Last night, after waking up for the third time to nurse my nearly five month old son, a thought dawned on me.
I was thinking about the millions of women who are up at night, just like me, nursing their babies back to sleep.
Of course, then my mind really got cranking, and I starting thinking about how seriously downright a-m-a-z-i-n-g mothers are. All mothers. Mothers in general. Every single one of you.
The countless sacrifices we make for our children and families!
I don’t know about you, but I don’t have the same life anymore. And not that I mind – I don’t! My life was going nowhere before I had kids. Becoming pregnant and giving birth at home enabled me to find my passion (you’re looking at it).
Day in and day out, our strength is tested.
Our stamina, determination, patience, understanding and kindness.
How easy would it be just to give up? Throw your hands up in the air and say, “Enough! I’m tired! Go away!”
But we don’t. We take a deep breath and regain composure (maybe we shout in a pillow down in the laundry room first).
We handle the situations.
We clean the mess. We dry the tears. We console the seemingly inconsolable, only to have little miss/mister drama queen/king happily bouncing around the room in the next moment as if nothing happened. ??
Motherhood doesn’t start when our baby is born.
It begins with that first realization – whatever you believe the first realization is – of your baby growing inside of you.

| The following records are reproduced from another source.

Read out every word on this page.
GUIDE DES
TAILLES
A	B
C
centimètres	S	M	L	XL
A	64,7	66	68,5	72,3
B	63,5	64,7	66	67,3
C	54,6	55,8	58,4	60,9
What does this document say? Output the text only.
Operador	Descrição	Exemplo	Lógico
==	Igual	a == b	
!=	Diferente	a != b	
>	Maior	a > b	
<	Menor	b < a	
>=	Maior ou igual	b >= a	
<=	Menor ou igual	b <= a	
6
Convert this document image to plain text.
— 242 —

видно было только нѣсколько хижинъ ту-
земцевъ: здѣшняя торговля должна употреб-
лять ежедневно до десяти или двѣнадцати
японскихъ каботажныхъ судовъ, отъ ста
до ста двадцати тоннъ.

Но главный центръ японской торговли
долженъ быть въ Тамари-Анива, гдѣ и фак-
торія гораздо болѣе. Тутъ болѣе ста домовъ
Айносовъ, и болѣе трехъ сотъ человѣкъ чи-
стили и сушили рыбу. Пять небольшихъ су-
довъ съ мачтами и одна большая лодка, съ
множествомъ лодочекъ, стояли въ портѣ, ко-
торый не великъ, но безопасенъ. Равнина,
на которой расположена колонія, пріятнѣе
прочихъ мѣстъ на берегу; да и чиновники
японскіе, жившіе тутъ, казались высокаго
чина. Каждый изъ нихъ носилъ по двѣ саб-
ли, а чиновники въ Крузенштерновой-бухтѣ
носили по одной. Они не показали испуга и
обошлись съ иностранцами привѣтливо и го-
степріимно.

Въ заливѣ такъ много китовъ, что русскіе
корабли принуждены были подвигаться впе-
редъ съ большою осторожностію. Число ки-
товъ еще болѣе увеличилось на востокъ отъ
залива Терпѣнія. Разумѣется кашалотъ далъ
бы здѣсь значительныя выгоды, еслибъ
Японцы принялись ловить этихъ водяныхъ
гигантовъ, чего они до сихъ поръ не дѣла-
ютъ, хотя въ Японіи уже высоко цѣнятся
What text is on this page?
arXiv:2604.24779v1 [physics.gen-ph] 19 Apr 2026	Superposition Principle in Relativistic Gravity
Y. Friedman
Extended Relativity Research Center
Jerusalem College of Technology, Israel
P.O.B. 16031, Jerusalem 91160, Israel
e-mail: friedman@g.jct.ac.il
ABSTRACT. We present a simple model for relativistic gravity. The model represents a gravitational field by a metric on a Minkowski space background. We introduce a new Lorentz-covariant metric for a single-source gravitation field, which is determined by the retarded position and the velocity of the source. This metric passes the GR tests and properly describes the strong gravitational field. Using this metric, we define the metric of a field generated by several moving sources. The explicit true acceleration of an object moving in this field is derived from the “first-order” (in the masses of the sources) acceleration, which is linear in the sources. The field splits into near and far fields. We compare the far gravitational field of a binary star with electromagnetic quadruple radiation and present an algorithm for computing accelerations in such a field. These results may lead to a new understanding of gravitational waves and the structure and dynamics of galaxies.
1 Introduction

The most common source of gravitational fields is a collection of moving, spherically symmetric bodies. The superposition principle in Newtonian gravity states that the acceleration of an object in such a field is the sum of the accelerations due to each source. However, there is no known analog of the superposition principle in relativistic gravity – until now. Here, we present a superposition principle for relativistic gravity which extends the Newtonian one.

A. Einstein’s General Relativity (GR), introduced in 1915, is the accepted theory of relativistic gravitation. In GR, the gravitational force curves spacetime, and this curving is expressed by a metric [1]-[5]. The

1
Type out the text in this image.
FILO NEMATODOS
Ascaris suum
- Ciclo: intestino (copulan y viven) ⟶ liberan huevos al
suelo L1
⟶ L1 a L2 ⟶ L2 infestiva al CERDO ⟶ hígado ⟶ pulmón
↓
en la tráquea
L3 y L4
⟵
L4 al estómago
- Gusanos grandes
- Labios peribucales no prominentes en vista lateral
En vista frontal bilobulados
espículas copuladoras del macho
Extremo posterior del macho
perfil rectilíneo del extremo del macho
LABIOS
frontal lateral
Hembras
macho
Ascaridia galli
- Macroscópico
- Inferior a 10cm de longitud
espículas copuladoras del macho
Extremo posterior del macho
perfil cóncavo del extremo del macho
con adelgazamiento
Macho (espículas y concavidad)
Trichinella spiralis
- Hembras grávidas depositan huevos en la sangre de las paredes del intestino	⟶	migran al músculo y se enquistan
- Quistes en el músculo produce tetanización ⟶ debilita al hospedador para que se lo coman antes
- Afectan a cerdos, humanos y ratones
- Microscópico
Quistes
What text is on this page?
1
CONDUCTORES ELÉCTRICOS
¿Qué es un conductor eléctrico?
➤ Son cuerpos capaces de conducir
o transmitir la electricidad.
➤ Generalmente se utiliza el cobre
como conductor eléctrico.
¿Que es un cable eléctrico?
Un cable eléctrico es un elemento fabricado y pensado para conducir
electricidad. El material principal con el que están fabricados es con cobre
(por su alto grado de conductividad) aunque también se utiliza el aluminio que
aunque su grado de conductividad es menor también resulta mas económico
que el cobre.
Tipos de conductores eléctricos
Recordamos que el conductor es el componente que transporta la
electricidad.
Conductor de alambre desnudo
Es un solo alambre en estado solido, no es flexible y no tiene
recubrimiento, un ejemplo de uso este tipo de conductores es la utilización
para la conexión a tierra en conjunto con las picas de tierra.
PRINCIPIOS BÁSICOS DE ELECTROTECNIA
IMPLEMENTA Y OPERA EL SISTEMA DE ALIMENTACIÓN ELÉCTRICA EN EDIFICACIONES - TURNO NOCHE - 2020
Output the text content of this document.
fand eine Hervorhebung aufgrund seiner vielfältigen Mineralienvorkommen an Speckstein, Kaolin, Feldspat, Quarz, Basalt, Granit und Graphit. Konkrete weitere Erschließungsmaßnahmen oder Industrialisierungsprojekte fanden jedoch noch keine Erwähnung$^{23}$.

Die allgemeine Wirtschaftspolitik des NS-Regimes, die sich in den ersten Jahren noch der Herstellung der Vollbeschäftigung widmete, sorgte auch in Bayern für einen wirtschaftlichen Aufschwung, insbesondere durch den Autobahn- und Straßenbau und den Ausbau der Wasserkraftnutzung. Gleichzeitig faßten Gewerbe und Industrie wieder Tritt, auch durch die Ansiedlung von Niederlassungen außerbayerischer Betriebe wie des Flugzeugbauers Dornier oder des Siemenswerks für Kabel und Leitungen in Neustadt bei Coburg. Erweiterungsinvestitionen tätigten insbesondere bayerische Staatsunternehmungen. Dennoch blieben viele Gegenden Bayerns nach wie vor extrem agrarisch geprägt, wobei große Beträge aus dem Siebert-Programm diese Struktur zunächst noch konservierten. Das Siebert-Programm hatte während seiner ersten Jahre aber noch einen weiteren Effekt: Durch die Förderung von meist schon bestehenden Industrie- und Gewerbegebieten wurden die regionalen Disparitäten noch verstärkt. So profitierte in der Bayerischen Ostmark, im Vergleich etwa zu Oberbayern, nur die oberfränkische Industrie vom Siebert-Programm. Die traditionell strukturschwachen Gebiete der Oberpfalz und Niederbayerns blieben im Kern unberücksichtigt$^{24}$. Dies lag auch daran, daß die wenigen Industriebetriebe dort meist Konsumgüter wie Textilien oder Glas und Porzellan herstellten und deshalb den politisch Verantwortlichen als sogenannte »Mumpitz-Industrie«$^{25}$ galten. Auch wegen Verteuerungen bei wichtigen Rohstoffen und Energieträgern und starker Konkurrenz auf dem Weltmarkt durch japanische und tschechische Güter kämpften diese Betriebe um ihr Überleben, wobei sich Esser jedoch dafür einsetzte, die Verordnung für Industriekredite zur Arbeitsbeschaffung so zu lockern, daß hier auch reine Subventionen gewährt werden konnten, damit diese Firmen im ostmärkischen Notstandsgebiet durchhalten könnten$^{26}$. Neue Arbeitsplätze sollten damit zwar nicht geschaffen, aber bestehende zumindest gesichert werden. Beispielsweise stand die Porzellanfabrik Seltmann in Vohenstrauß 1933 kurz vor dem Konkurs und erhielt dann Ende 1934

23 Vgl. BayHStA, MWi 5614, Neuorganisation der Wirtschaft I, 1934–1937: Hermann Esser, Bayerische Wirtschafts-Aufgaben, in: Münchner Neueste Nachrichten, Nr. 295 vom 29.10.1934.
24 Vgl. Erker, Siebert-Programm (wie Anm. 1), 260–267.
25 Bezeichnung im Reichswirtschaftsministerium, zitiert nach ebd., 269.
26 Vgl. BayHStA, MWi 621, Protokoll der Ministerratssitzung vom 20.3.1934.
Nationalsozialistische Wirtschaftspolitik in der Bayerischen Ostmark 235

Hearing the heartbeat. The first kick. Feeling your body swell and stretch as a new life grows inside your own. Whether you plan on it or not, pregnancy is a spiritual experience.
Our body is home to that baby, like a garden is home to a seedling, and then we give birth. No matter where we give birth or how, birth is a transformative experience. Big time.
Then newborn baby is in your arms.
To smell and love, kiss and nurture. And just when the pain of childbirth starts to fade away as a dreamy part of your past, the harsh reality of diapers, laundry, countless feedings and the learning curve of figuring it all out hits you head on. It can be really overwhelming!
The thing is, we can do it all.
We may not do it all that well at first, but we learn fast!
Soon, we’re getting pretty good at this thing called mothering. Then everything changes. Baby doesn’t like to sleep for 2 hours at 10 o’clock sharp anymore. Constantly learning; always something new to adjust ourselves to.
See how amazing you are? That you can do all of this and not go crazy? You’re amazing!
Last night as I gently rocked front to back front to back, I was thinking of you.
I haven’t gotten a full night of sleep in over three years. And you know what made me feel more okay about that? Knowing there are so many of you who are just as sleep deprived as I am, craving that one night, some long time from now, when we can sleep soundly (we hope!)